The strong bond auction in Portugal has calmed the markets and with no major negative factors in sight, foreign funds continue buying lagging banking and property shares, said Mitsushige Akino, chief fund manager at Ichiyoshi Investment Management, in Tokyo.

Japanese bank stocks outperformed for a second day as foreign investors kept loading up on previously underweighted financials. Shares of Mitsubishi UFJ Financial Group <8306.T>, Japan's biggest bank by assets, gained 1.3 percent.

HSBC Holdings <0005.HK> was in focus on Thursday after its London-listed shares climbed 3.8 percent overnight, the biggest single-day gain since August 2010.

The Hong Kong-listed shares of the company were up 1.2 percent and have risen 8.5 percent so far in January on heavy trading volumes, as investors bet the bank would catch up with the share price gains of rival Standard Chartered Plc <2888.HK>.

The MSCI index of Asia Pacific shares outside Japan was up 0.6 percent <.MIAPJ0000PUS>, within striking distance of a 2-1/2-year high that has been tested twice in the past two months.

The materials and financial sectors led gains in the MSCI index.

The MSCI all-country world index edged up to the highest since September 2, 2008 <.MIWD00000PUS>, having risen 20 percent since September 2010, when investors began to factor in the impact of further monetary easing by the Federal Reserve.


The euro was holding at $1.3100, down 0.2 percent on the day but up around 1.8 percent so far on the week.

Traders may take a shot at the low from January 3 at $1.3248 in the next few sessions, though that probably depends on how well Spain's 3 billion euro two-year bond auction and Italy's combined 7 billion euro debt auctions go.
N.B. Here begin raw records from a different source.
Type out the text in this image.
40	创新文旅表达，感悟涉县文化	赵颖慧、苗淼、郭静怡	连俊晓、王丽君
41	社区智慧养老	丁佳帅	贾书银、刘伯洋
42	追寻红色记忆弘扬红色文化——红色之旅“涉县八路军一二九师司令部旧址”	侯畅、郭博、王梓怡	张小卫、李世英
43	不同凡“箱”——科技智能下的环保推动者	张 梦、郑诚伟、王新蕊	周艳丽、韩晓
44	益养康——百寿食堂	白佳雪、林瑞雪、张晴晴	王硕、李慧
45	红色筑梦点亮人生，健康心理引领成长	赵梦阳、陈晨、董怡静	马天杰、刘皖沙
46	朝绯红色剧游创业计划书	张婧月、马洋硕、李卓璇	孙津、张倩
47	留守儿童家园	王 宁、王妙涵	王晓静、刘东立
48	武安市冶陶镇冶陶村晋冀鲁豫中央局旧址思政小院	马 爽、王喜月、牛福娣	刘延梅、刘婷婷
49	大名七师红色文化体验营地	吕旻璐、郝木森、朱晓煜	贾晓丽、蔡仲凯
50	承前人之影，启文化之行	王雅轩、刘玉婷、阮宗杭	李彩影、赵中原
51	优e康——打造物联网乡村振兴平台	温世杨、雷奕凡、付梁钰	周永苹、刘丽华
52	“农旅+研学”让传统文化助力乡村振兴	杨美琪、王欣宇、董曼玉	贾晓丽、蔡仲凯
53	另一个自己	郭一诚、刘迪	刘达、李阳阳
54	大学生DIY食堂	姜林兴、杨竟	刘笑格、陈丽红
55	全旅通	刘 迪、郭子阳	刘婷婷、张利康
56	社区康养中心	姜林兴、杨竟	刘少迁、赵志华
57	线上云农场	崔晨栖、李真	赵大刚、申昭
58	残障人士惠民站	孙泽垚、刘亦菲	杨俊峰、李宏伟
We can't help feeling that the bounce in sentiment will prove temporary and whilst it may continue over the short-term with attendant upside risks for the euro, it is unlikely to last for long unless concrete measures are unveiled by the authorities in Europe, Mitul Kotecha, global head of foreign exchange strategy with Credit Agricole CIB in Hong Kong, said in a note.

For now, Portugal's successful fund raising in the bond market, and at a lower cost for its 10-year debt issue, along with encouraging euro zone industrial production data, helped put a spring in the step of the common currency.

U.S. crude oil prices edged up 0.1 percent, to $91.94 a barrel after crude stocks in the world's largest oil user fell more than expected and a cold weather stoked demand for heating oil in the U.S. Northeast.

Brent crude for February delivery was up 0.2 percent to $98.35 a barrel, closing in on the milestone of $100.

Food inflation remained a global concern, with no apparent let up in climbing prices.

U.S. corn futures jumped 1.5 percent on Thursday, while soybeans rose nearly 1 percent to their highest in almost 2-1/2 years, buoyed by a surprisingly deep cut in the U.S. Agriculture Department's forecast for U.S. corn and soybean stocks.